Out of curosity I am asking this design type question because I am curious as to what thoughts you fine folks have on the subject matter.
I have seen many instances of a databse design where there are detail records that have a dollar value associated with them such as an invoice table which holds invoice records. I have noticed that no where is a total of the invoices stored, causing SQL to have to run through the records each time a total is needed.
In days gone by prior to SQL, data structures would be such that a total accumulator field in a data file somewhere would be updated as invoices were processed so that the system would not have to run through the individual records to derive the total of them.
I am familiar with normalization in terms of SQL as I have worked with SQL for years and of course I have work with non-SQL technologies before SQL came onto the scene. What I am curious to know is that is it such a bad thing in the SQL world to have something like an invoice total accumulator that constantly is updated as invoices are processed and queries can access this total accumulator directly rather than having to gather the individual invoice records and total them up first before presenting the total to the user?
If a total field is kept, you have the same data in two places. If you have the same data in two places, they can get out of sync.
Say I have three items at 5, 10 and 20 dollars and a total field of 35 dollars.
Sam, a student intern, edits an item and changes it from 5 to 7 dollars but doesn't recalculate the total field (because he's an intern and doesn't know).
Now the data is corrupt, the total field still has 35 dollars, but the real total is 37 dollars.

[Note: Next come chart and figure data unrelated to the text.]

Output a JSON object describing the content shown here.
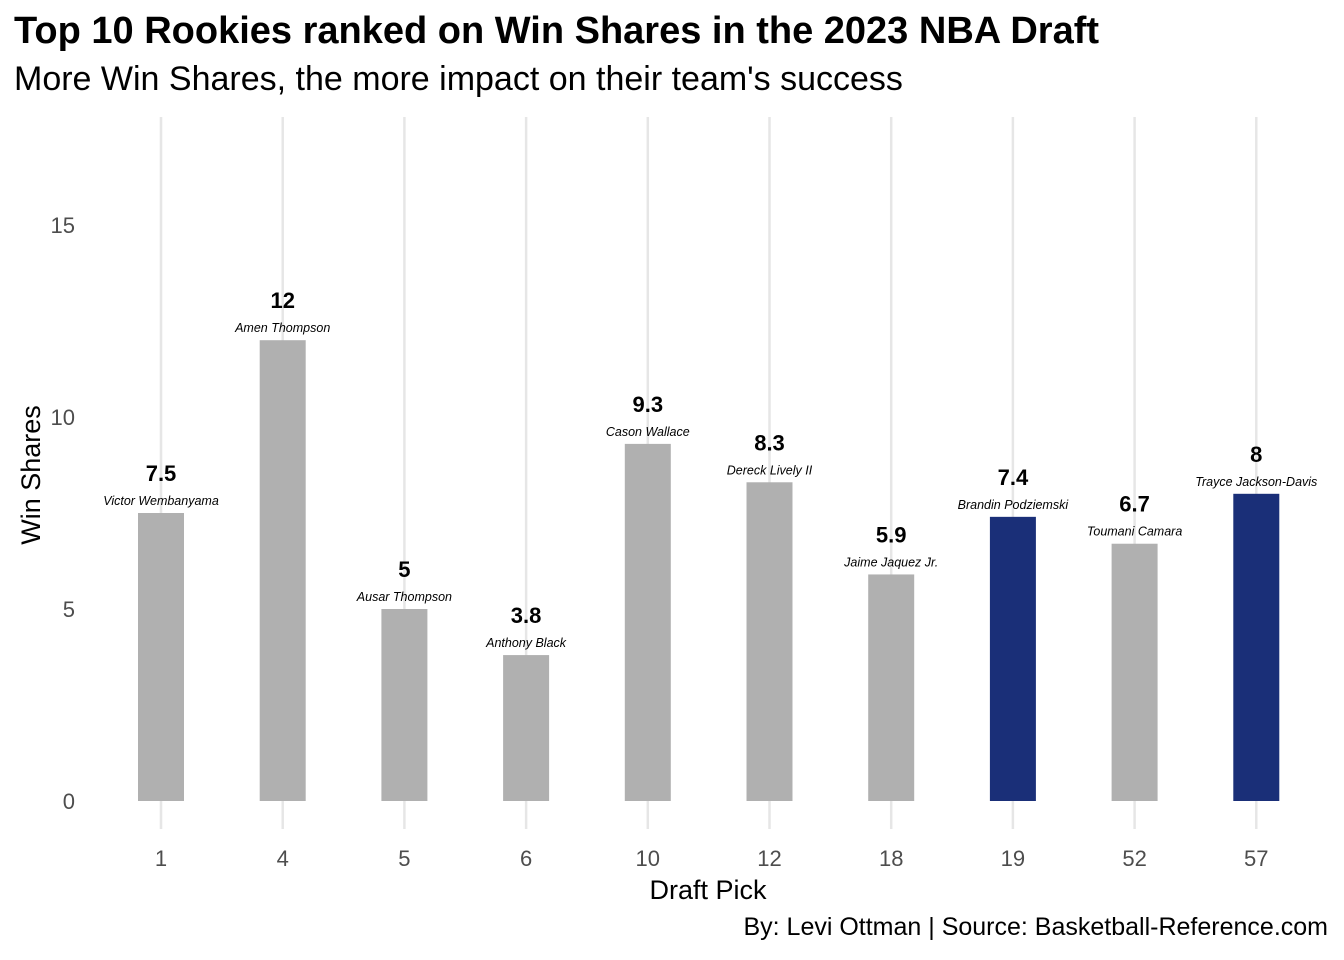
{
  "title": "Top 10 Rookies ranked on Win Shares in the 2023 NBA Draft",
  "subtitle": "More Win Shares, the more impact on their team's success",
  "caption": "By: Levi Ottman  |  Source: Basketball-Reference.com",
  "colors": {
    "default_bar": "#b0b0b0",
    "highlight_bar": "#1a2f78",
    "grid": "#e6e6e6"
  },
  "chart_data": {
    "type": "bar",
    "xlabel": "Draft Pick",
    "ylabel": "Win Shares",
    "ylim": [
      0,
      17.5
    ],
    "yticks": [
      0,
      5,
      10,
      15
    ],
    "grid": "vertical major",
    "categories": [
      "1",
      "4",
      "5",
      "6",
      "10",
      "12",
      "18",
      "19",
      "52",
      "57"
    ],
    "values": [
      7.5,
      12,
      5,
      3.8,
      9.3,
      8.3,
      5.9,
      7.4,
      6.7,
      8
    ],
    "value_labels": [
      "7.5",
      "12",
      "5",
      "3.8",
      "9.3",
      "8.3",
      "5.9",
      "7.4",
      "6.7",
      "8"
    ],
    "players": [
      "Victor Wembanyama",
      "Amen Thompson",
      "Ausar Thompson",
      "Anthony Black",
      "Cason Wallace",
      "Dereck Lively II",
      "Jaime Jaquez Jr.",
      "Brandin Podziemski",
      "Toumani Camara",
      "Trayce Jackson-Davis"
    ],
    "highlighted": [
      false,
      false,
      false,
      false,
      false,
      false,
      false,
      true,
      false,
      true
    ]
  }
}
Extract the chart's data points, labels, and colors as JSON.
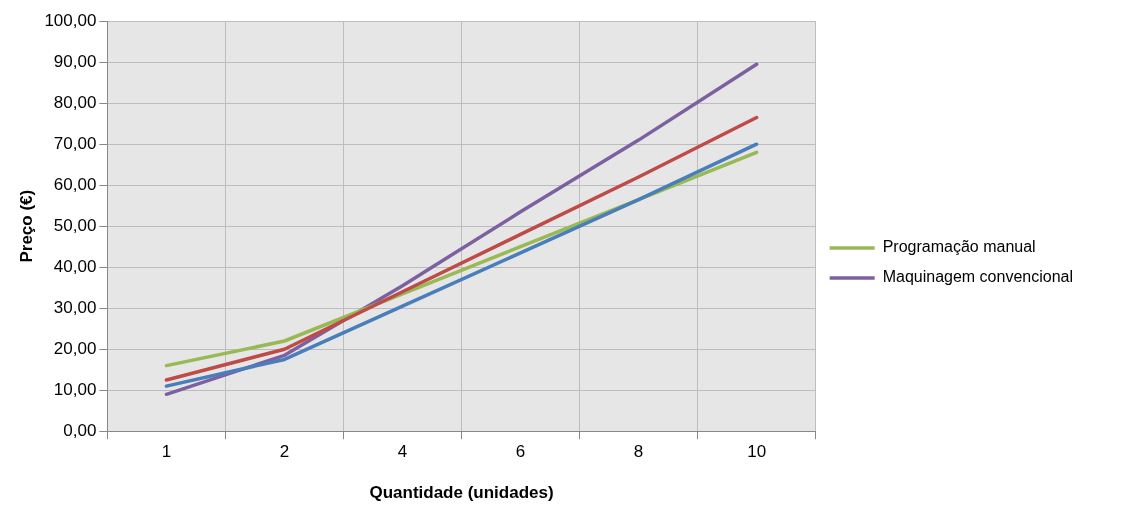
{
  "chart_data": {
    "type": "line",
    "xlabel": "Quantidade (unidades)",
    "ylabel": "Preço (€)",
    "categories": [
      "1",
      "2",
      "4",
      "6",
      "8",
      "10"
    ],
    "series": [
      {
        "color": "#4a7ebb",
        "values": [
          11,
          17.5,
          30.5,
          43.5,
          56.5,
          70
        ]
      },
      {
        "color": "#be4b48",
        "values": [
          12.5,
          20,
          34,
          48,
          62,
          76.5
        ]
      },
      {
        "name": "Programação manual",
        "color": "#98b954",
        "values": [
          16,
          22,
          33.5,
          45,
          56.5,
          68
        ]
      },
      {
        "name": "Maquinagem convencional",
        "color": "#7d60a0",
        "values": [
          9,
          18.5,
          35.5,
          53.5,
          71,
          89.5
        ]
      }
    ],
    "ylim": [
      0,
      100
    ],
    "yticks": [
      {
        "value": 0,
        "label": "0,00"
      },
      {
        "value": 10,
        "label": "10,00"
      },
      {
        "value": 20,
        "label": "20,00"
      },
      {
        "value": 30,
        "label": "30,00"
      },
      {
        "value": 40,
        "label": "40,00"
      },
      {
        "value": 50,
        "label": "50,00"
      },
      {
        "value": 60,
        "label": "60,00"
      },
      {
        "value": 70,
        "label": "70,00"
      },
      {
        "value": 80,
        "label": "80,00"
      },
      {
        "value": 90,
        "label": "90,00"
      },
      {
        "value": 100,
        "label": "100,00"
      }
    ],
    "grid": true,
    "legend": "right",
    "marker": "none",
    "line_style": "solid"
  }
}
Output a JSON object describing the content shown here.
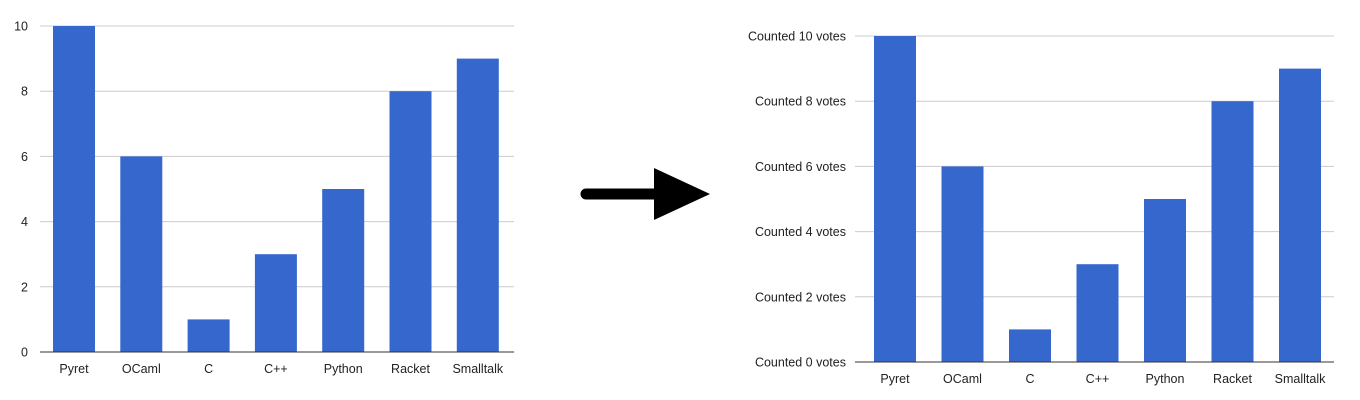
{
  "chart_data": [
    {
      "type": "bar",
      "categories": [
        "Pyret",
        "OCaml",
        "C",
        "C++",
        "Python",
        "Racket",
        "Smalltalk"
      ],
      "values": [
        10,
        6,
        1,
        3,
        5,
        8,
        9
      ],
      "ylim": [
        0,
        10
      ],
      "yticks": [
        0,
        2,
        4,
        6,
        8,
        10
      ],
      "ytick_labels": [
        "0",
        "2",
        "4",
        "6",
        "8",
        "10"
      ],
      "grid": true,
      "bar_color": "#3567cc"
    },
    {
      "type": "bar",
      "categories": [
        "Pyret",
        "OCaml",
        "C",
        "C++",
        "Python",
        "Racket",
        "Smalltalk"
      ],
      "values": [
        10,
        6,
        1,
        3,
        5,
        8,
        9
      ],
      "ylim": [
        0,
        10
      ],
      "yticks": [
        0,
        2,
        4,
        6,
        8,
        10
      ],
      "ytick_labels": [
        "Counted 0 votes",
        "Counted 2 votes",
        "Counted 4 votes",
        "Counted 6 votes",
        "Counted 8 votes",
        "Counted 10 votes"
      ],
      "grid": true,
      "bar_color": "#3567cc"
    }
  ],
  "arrow": {
    "icon": "right-arrow-icon",
    "color": "#000000"
  }
}
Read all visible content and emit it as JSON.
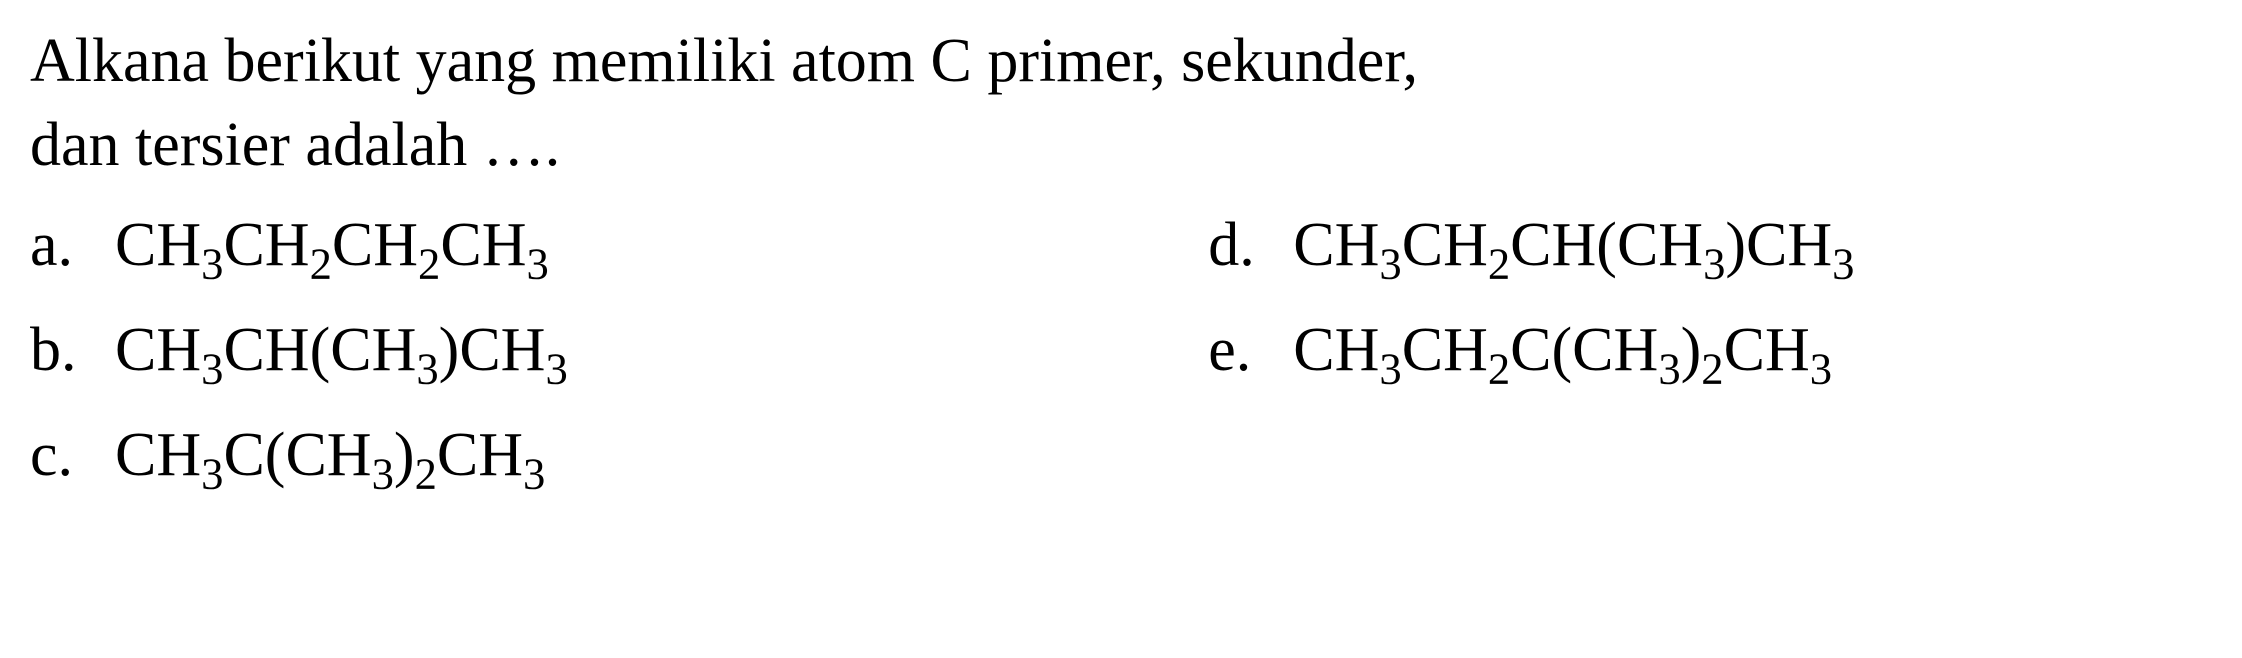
{
  "question": {
    "line1": "Alkana berikut yang memiliki atom C primer, sekunder,",
    "line2": "dan tersier adalah …."
  },
  "options": {
    "a": {
      "letter": "a.",
      "parts": [
        "CH",
        "3",
        "CH",
        "2",
        "CH",
        "2",
        "CH",
        "3"
      ]
    },
    "b": {
      "letter": "b.",
      "parts": [
        "CH",
        "3",
        "CH(CH",
        "3",
        ")CH",
        "3"
      ]
    },
    "c": {
      "letter": "c.",
      "parts": [
        "CH",
        "3",
        "C(CH",
        "3",
        ")",
        "2",
        "CH",
        "3"
      ]
    },
    "d": {
      "letter": "d.",
      "parts": [
        "CH",
        "3",
        "CH",
        "2",
        "CH(CH",
        "3",
        ")CH",
        "3"
      ]
    },
    "e": {
      "letter": "e.",
      "parts": [
        "CH",
        "3",
        "CH",
        "2",
        "C(CH",
        "3",
        ")",
        "2",
        "CH",
        "3"
      ]
    }
  },
  "styling": {
    "font_family": "Times New Roman",
    "font_size_main": 62,
    "text_color": "#000000",
    "background_color": "#ffffff",
    "sub_scale": 0.72
  }
}
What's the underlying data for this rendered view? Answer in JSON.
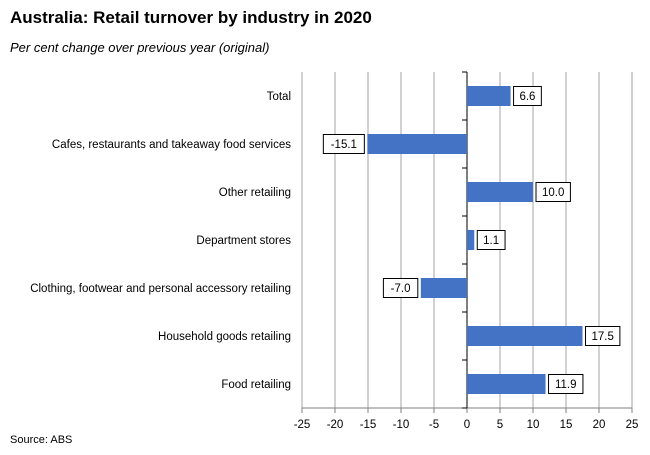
{
  "title": "Australia: Retail turnover by industry in 2020",
  "subtitle": "Per cent change over previous year (original)",
  "source": "Source: ABS",
  "chart_data": {
    "type": "bar",
    "orientation": "horizontal",
    "categories": [
      "Total",
      "Cafes, restaurants and takeaway food services",
      "Other retailing",
      "Department stores",
      "Clothing, footwear and personal accessory retailing",
      "Household goods retailing",
      "Food retailing"
    ],
    "values": [
      6.6,
      -15.1,
      10.0,
      1.1,
      -7.0,
      17.5,
      11.9
    ],
    "data_labels": [
      "6.6",
      "-15.1",
      "10.0",
      "1.1",
      "-7.0",
      "17.5",
      "11.9"
    ],
    "xlim": [
      -25,
      25
    ],
    "xticks": [
      "-25",
      "-20",
      "-15",
      "-10",
      "-5",
      "0",
      "5",
      "10",
      "15",
      "20",
      "25"
    ],
    "grid": "vertical",
    "bar_color": "#4472C4",
    "title": "Australia: Retail turnover by industry in 2020",
    "subtitle": "Per cent change over previous year (original)"
  }
}
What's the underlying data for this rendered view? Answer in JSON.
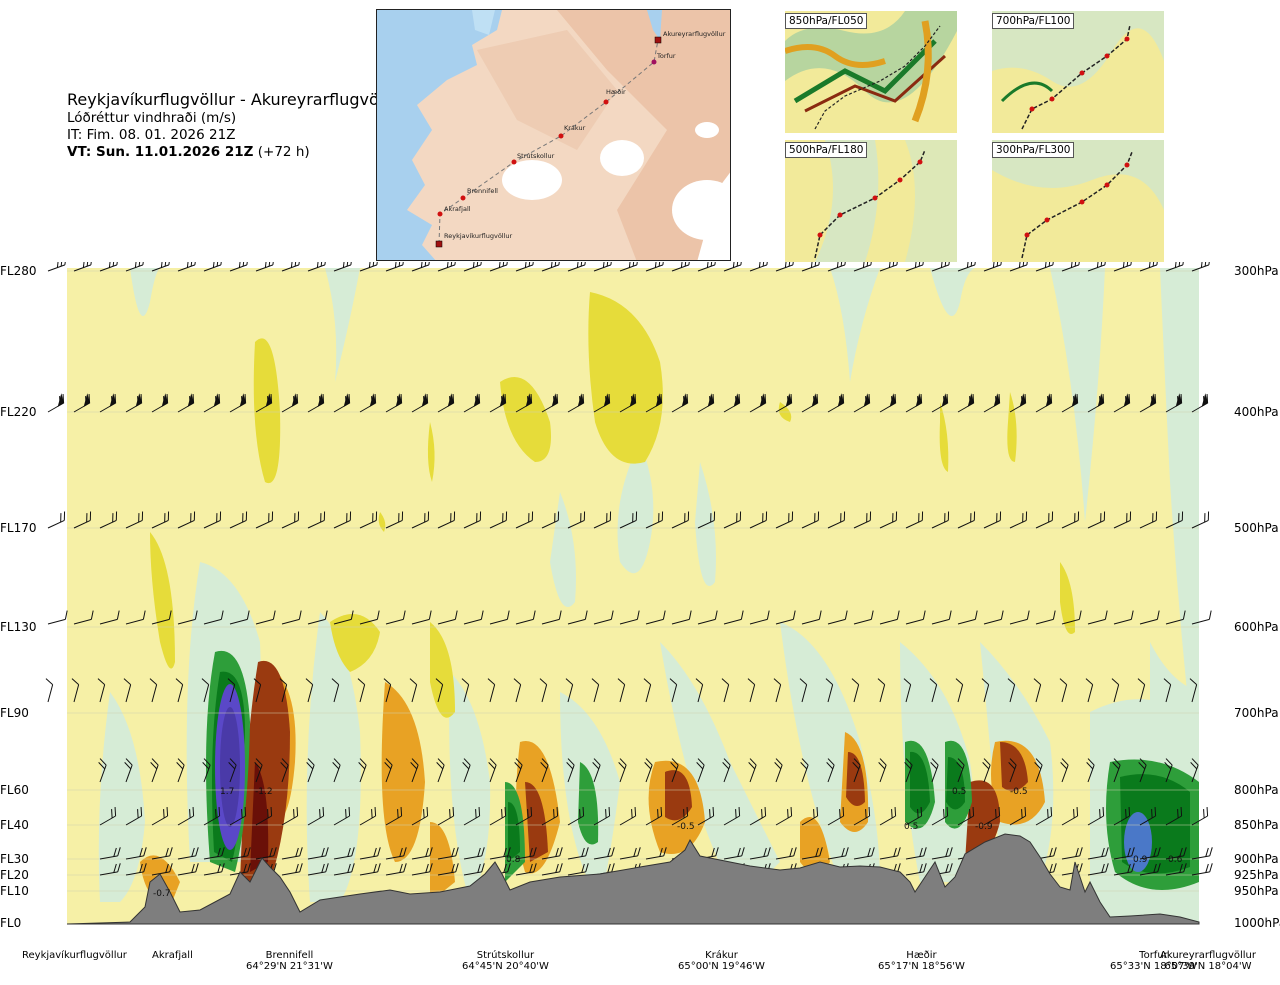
{
  "title": {
    "route": "Reykjavíkurflugvöllur - Akureyrarflugvöllur",
    "parameter": "Lóðréttur vindhraði (m/s)",
    "issue_time": "IT: Fim. 08. 01. 2026 21Z",
    "valid_label": "VT: Sun. 11.01.2026 21Z",
    "valid_offset": "(+72 h)"
  },
  "route_map": {
    "points": [
      "Reykjavíkurflugvöllur",
      "Akrafjall",
      "Brennifell",
      "Strútskollur",
      "Krákur",
      "Hæðir",
      "Torfur",
      "Akureyrarflugvöllur"
    ]
  },
  "thumbnails": [
    {
      "label": "850hPa/FL050"
    },
    {
      "label": "700hPa/FL100"
    },
    {
      "label": "500hPa/FL180"
    },
    {
      "label": "300hPa/FL300"
    }
  ],
  "chart_data": {
    "type": "heatmap",
    "title": "Lóðréttur vindhraði (m/s)",
    "x_axis": "route distance Reykjavíkurflugvöllur → Akureyrarflugvöllur",
    "y_axis_left": "flight level",
    "y_axis_right": "pressure level",
    "levels": [
      {
        "fl": "FL280",
        "hpa": "300hPa"
      },
      {
        "fl": "FL220",
        "hpa": "400hPa"
      },
      {
        "fl": "FL170",
        "hpa": "500hPa"
      },
      {
        "fl": "FL130",
        "hpa": "600hPa"
      },
      {
        "fl": "FL90",
        "hpa": "700hPa"
      },
      {
        "fl": "FL60",
        "hpa": "800hPa"
      },
      {
        "fl": "FL40",
        "hpa": "850hPa"
      },
      {
        "fl": "FL30",
        "hpa": "900hPa"
      },
      {
        "fl": "FL20",
        "hpa": "925hPa"
      },
      {
        "fl": "FL10",
        "hpa": "950hPa"
      },
      {
        "fl": "FL0",
        "hpa": "1000hPa"
      }
    ],
    "waypoints": [
      {
        "name": "Reykjavíkurflugvöllur",
        "coord": ""
      },
      {
        "name": "Akrafjall",
        "coord": ""
      },
      {
        "name": "Brennifell",
        "coord": "64°29'N 21°31'W"
      },
      {
        "name": "Strútskollur",
        "coord": "64°45'N 20°40'W"
      },
      {
        "name": "Krákur",
        "coord": "65°00'N 19°46'W"
      },
      {
        "name": "Hæðir",
        "coord": "65°17'N 18°56'W"
      },
      {
        "name": "Torfur",
        "coord": "65°33'N 18°07'W"
      },
      {
        "name": "Akureyrarflugvöllur",
        "coord": "65°39'N 18°04'W"
      }
    ],
    "extrema_labels": [
      "-0.7",
      "1.7",
      "-1.2",
      "0.8",
      "-0.5",
      "0.5",
      "-0.5",
      "0.5",
      "-0.9",
      "0.9",
      "0.6"
    ]
  },
  "colors": {
    "background_field": "#f6f0a6",
    "light_green": "#d6ecd6",
    "green": "#2e9e3a",
    "dark_green": "#0a7a1c",
    "blue": "#4a78c8",
    "purple": "#5a48c8",
    "yellow": "#e8dc46",
    "orange": "#e0a020",
    "brown": "#9a3a10",
    "dark_red": "#7a1a10",
    "terrain": "#808080"
  }
}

|||Actually I wasn't thinking in terms of a field that the user had access to thr the UI. Instead, a table for invoice id and invoice total, stored procedures would handle updating the invoice total in the table when the invoice itself from the invoice table was modified or new invoices added. Then when a total was needed for whatever reason the query could go right to the table and obtain the total rather than crunching the number.|||
It's a good question, but in the scenario you presented you are atucally causing much more harm than good. Here's why...
irasmith:
stored procedures would handle updating the invoice total in the table when the invoice itself from the invoice table was modified or new invoices added.
Now you are running that harsh code every time someone does an insert, or update... whereas if you just let SQL do the mathonly when it is being requested to be seen, it's much better. Also, as was mentioned above, it could get out of sync.
There is a place for storing, or "caching" the calculated value:
A friend of mine has just launched a HUGE project for the County, and in it there are certain bugeting calculations that take about 2 minutes to calculate. In this kind of invironment, caching (by storing the calculated value into a table) would not be so bad :P
That's my 2 cents :P
Peace,
|||I once worked on a project where once a day they ran a stored procedure that pulled data from another database and ran calculations on it, and then stored the information in a format that was easily read into reports, including precalculated totals. Of course the proc took about half an hour to run (don't ask) so there was no way you'd want to wait that long for a single invoice. As Nullable wrote, its pretty situational, but there are definately times you would want to 'cache' the data like this.|||Thanks to all who have posted to this thread. Naturally I am not one to run out and just do something out of the norm, however, as I work more in the design area I am finding that sometimes you have to weigh things and accept a trade off in order to accomplish the main goal. It is good to know others have had similar type issues arise before and while never an easy choice we just have to look at the specific situation and go from there.